Background: In psychology, and probably a number of other disciplines, it's common practice to test between-groups effects on a binary variable, such as accuracy, by aggregating data within participants, and then running a t test on the aggregates.
aggregate.data = data %>%
group_by(subject_nr, condition) %>%
summarise(accuracy=mean(accuracy))
t.test(aggregate.data[aggregate.data$condition==0,]$accuracy,
aggregate.data[aggregate.data$condition==1,]$accuracy,
paired=T)
We all know at this stage that it's wrong to analyse proportion data like this using t tests/ANOVA. Researcher should at least by applying the arcsine transform to normalize the data (which I've never seen in a psychology journal), but ideally should use multilevel logistic regression
glmer(accuracy ~ condition + (1|subject_nr), data=data, family=binomial)

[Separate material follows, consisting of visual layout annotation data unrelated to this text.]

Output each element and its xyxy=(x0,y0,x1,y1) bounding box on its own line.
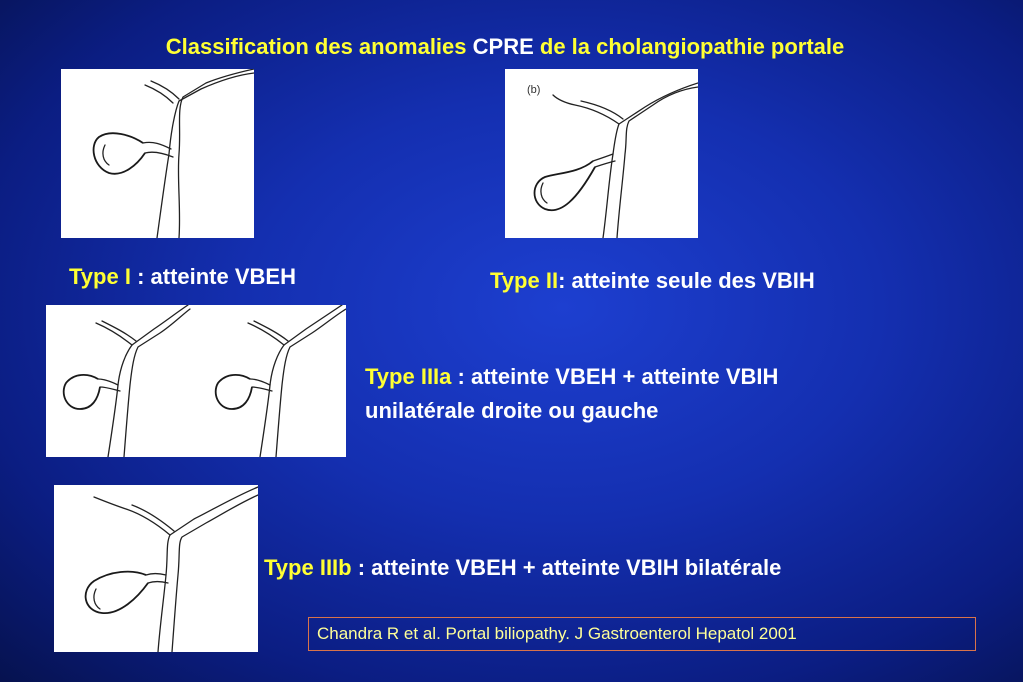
label-type-1-desc: : atteinte VBEH xyxy=(130,264,296,289)
label-type-1-name: Type I xyxy=(69,264,131,289)
label-type-2 xyxy=(490,268,815,294)
label-type-1 xyxy=(69,264,296,290)
diagram-type-2 xyxy=(505,69,698,238)
label-type-3a-line2: unilatérale droite ou gauche xyxy=(365,398,659,423)
title-cpre: CPRE xyxy=(472,34,534,59)
label-type-3b xyxy=(264,555,781,581)
panel-b-letter: (b) xyxy=(527,84,541,96)
label-type-2-name: Type II xyxy=(490,268,559,293)
reference-citation: Chandra R et al. Portal biliopathy. J Gastroenterol Hepatol 2001 xyxy=(308,617,976,651)
label-type-3a-name: Type IIIa xyxy=(365,364,452,389)
label-type-3b-name: Type IIIb xyxy=(264,555,352,580)
title-part3: de la cholangiopathie portale xyxy=(533,34,845,59)
diagram-type-3a-left xyxy=(64,305,190,457)
label-type-3a xyxy=(365,360,778,428)
diagram-type-3a xyxy=(46,305,346,457)
diagram-type-3a-right xyxy=(216,305,346,457)
label-type-3a-desc: : atteinte VBEH + atteinte VBIH xyxy=(451,364,779,389)
label-type-2-desc: : atteinte seule des VBIH xyxy=(558,268,815,293)
title-part1: Classification des anomalies xyxy=(165,34,473,59)
diagram-type-3b xyxy=(54,485,258,652)
slide-title xyxy=(0,34,1010,60)
diagram-type-1 xyxy=(61,69,254,238)
label-type-3b-desc: : atteinte VBEH + atteinte VBIH bilatérale xyxy=(351,555,782,580)
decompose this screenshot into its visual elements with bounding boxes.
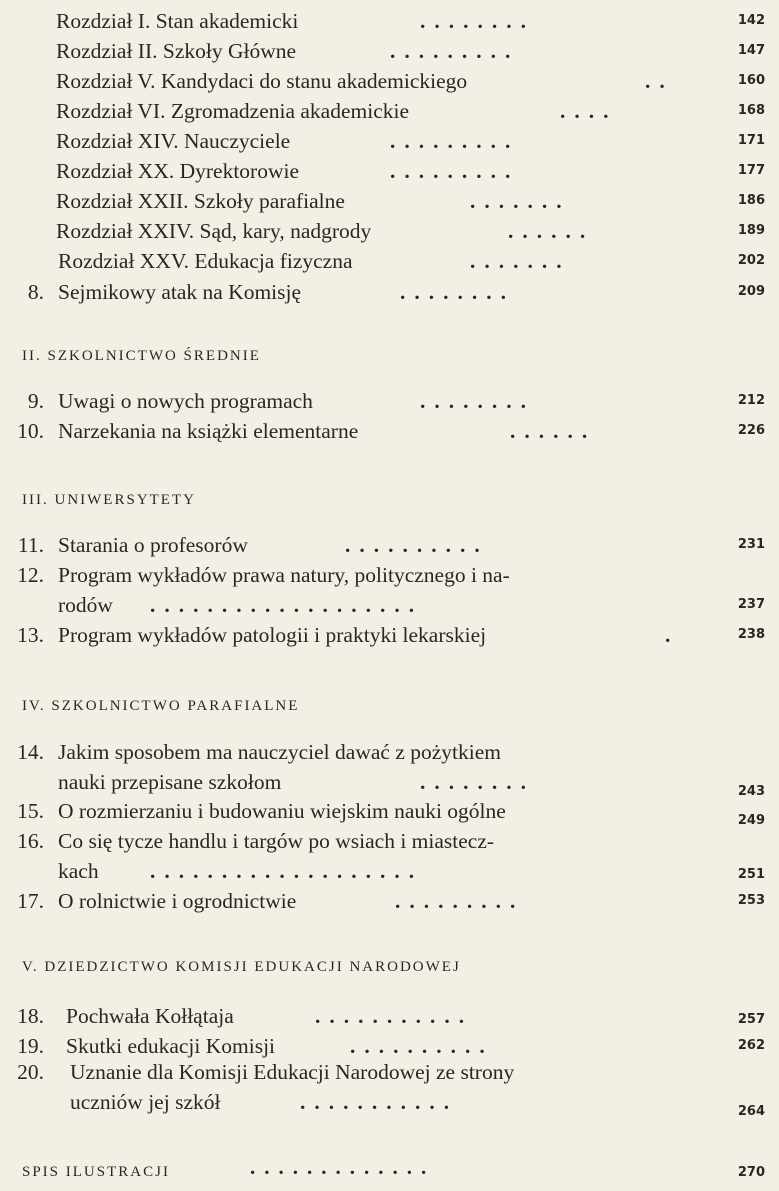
toc-entry <box>0 186 779 216</box>
entry-title: Rozdział XXIV. Sąd, kary, nadgrody <box>56 219 372 243</box>
leader-dots: ......... <box>390 39 520 63</box>
entry-title: Rozdział XXV. Edukacja fizyczna <box>58 249 353 273</box>
entry-title: Rozdział II. Szkoły Główne <box>56 39 297 63</box>
page-number: 168 <box>737 103 765 118</box>
leader-dots: ......... <box>395 889 525 913</box>
leader-dots: ...... <box>508 219 595 243</box>
entry-number: 15. <box>17 799 44 823</box>
entry-title: Narzekania na książki elementarne <box>58 419 359 443</box>
leader-dots: ...... <box>510 419 597 443</box>
entry-number: 17. <box>17 889 44 913</box>
page-number: 189 <box>737 223 765 238</box>
page-number: 226 <box>737 423 765 438</box>
entry-title: Pochwała Kołłątaja <box>66 1004 234 1028</box>
page-number: 249 <box>737 813 765 828</box>
page-number: 147 <box>737 43 765 58</box>
leader-dots: ......... <box>390 129 520 153</box>
page-number: 238 <box>737 627 765 642</box>
page-number: 251 <box>737 867 765 882</box>
entry-title: Rozdział XXII. Szkoły parafialne <box>56 189 345 213</box>
entry-title: Uwagi o nowych programach <box>58 389 313 413</box>
entry-title: Program wykładów patologii i praktyki lekarskiej <box>58 623 487 647</box>
entry-title: Rozdział VI. Zgromadzenia akademickie <box>56 99 410 123</box>
entry-title-continued: uczniów jej szkół <box>70 1090 221 1114</box>
toc-entry <box>0 216 779 246</box>
section-heading: V. DZIEDZICTWO KOMISJI EDUKACJI NARODOWEJ <box>22 959 461 975</box>
entry-number: 9. <box>27 389 44 413</box>
entry-title: Uznanie dla Komisji Edukacji Narodowej ze strony <box>70 1060 515 1084</box>
page-number: 253 <box>737 893 765 908</box>
page-number: 264 <box>737 1104 765 1119</box>
entry-number: 18. <box>17 1004 44 1028</box>
page-number: 212 <box>737 393 765 408</box>
leader-dots: .......... <box>345 533 489 557</box>
leader-dots: ................... <box>150 593 424 617</box>
entry-title: Rozdział XIV. Nauczyciele <box>56 129 291 153</box>
leader-dots: ........... <box>315 1004 474 1028</box>
page-number: 209 <box>737 284 765 299</box>
page-number: 270 <box>737 1165 765 1180</box>
page-number: 237 <box>737 597 765 612</box>
entry-title-continued: nauki przepisane szkołom <box>58 770 282 794</box>
page-number: 257 <box>737 1012 765 1027</box>
entry-title: Program wykładów prawa natury, politycznego i na- <box>58 563 510 587</box>
leader-dots: .......... <box>350 1034 494 1058</box>
entry-title: O rozmierzaniu i budowaniu wiejskim nauki ogólne <box>58 799 506 823</box>
leader-dots: ................... <box>150 859 424 883</box>
page-number: 160 <box>737 73 765 88</box>
leader-dots: ........ <box>420 389 535 413</box>
leader-dots: ....... <box>470 189 571 213</box>
leader-dots: . <box>665 623 680 647</box>
leader-dots: ........ <box>420 770 535 794</box>
toc-entry <box>0 246 779 276</box>
section-heading: IV. SZKOLNICTWO PARAFIALNE <box>22 698 300 714</box>
page-number: 243 <box>737 784 765 799</box>
entry-title: O rolnictwie i ogrodnictwie <box>58 889 297 913</box>
section-heading: III. UNIWERSYTETY <box>22 492 196 508</box>
entry-title: Rozdział V. Kandydaci do stanu akademickiego <box>56 69 468 93</box>
toc-entry <box>0 96 779 126</box>
entry-title: Sejmikowy atak na Komisję <box>58 280 302 304</box>
entry-title-continued: rodów <box>58 593 113 617</box>
leader-dots: ............. <box>250 1155 436 1179</box>
entry-number: 16. <box>17 829 44 853</box>
entry-number: 19. <box>17 1034 44 1058</box>
toc-entry <box>0 156 779 186</box>
leader-dots: ........... <box>300 1090 459 1114</box>
entry-number: 12. <box>17 563 44 587</box>
entry-number: 20. <box>17 1060 44 1084</box>
page-number: 202 <box>737 253 765 268</box>
entry-number: 13. <box>17 623 44 647</box>
entry-title: Jakim sposobem ma nauczyciel dawać z pożytkiem <box>58 740 501 764</box>
leader-dots: .... <box>560 99 618 123</box>
section-heading: SPIS ILUSTRACJI <box>22 1164 170 1180</box>
entry-title: Rozdział XX. Dyrektorowie <box>56 159 299 183</box>
entry-title: Starania o profesorów <box>58 533 248 557</box>
page-number: 177 <box>737 163 765 178</box>
page-number: 171 <box>737 133 765 148</box>
entry-number: 14. <box>17 740 44 764</box>
leader-dots: ......... <box>390 159 520 183</box>
toc-entry <box>0 6 779 36</box>
entry-title: Co się tycze handlu i targów po wsiach i miastecz- <box>58 829 495 853</box>
toc-entry <box>0 36 779 66</box>
entry-number: 10. <box>17 419 44 443</box>
leader-dots: ........ <box>420 9 535 33</box>
entry-title-continued: kach <box>58 859 99 883</box>
toc-entry <box>0 126 779 156</box>
entry-title: Rozdział I. Stan akademicki <box>56 9 299 33</box>
entry-number: 8. <box>27 280 44 304</box>
entry-title: Skutki edukacji Komisji <box>66 1034 276 1058</box>
leader-dots: ....... <box>470 249 571 273</box>
page-number: 262 <box>737 1038 765 1053</box>
leader-dots: ........ <box>400 280 515 304</box>
page-number: 142 <box>737 13 765 28</box>
toc-entry <box>0 66 779 96</box>
page-number: 186 <box>737 193 765 208</box>
page-number: 231 <box>737 537 765 552</box>
section-heading: II. SZKOLNICTWO ŚREDNIE <box>22 348 261 364</box>
entry-number: 11. <box>17 533 44 557</box>
leader-dots: .. <box>645 69 674 93</box>
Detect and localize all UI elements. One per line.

By way of an example, I was just reading this study, with 61 participants, which reports,
A large decrease in the proportion of base-rate responses was evident for incongruent relative to congruent items, t(60) = 11.66, SE = .04, p < .001, d = 1.49.
Question: We all know this is bad practice, but how bad of a practice is it?
It's hard to know if the matter is a minor statistical squabble, a problem for t tests which are only just significant (say p > .01), or something which casts doubt on the results of thousands of studies.
More practically, analyzing my own data, while I know that the logistic mixed model is the right tool for the job, I see untransformed t tests used in all of the top journals. Am I actually hurting my chances of publication by using the less well-known analysis?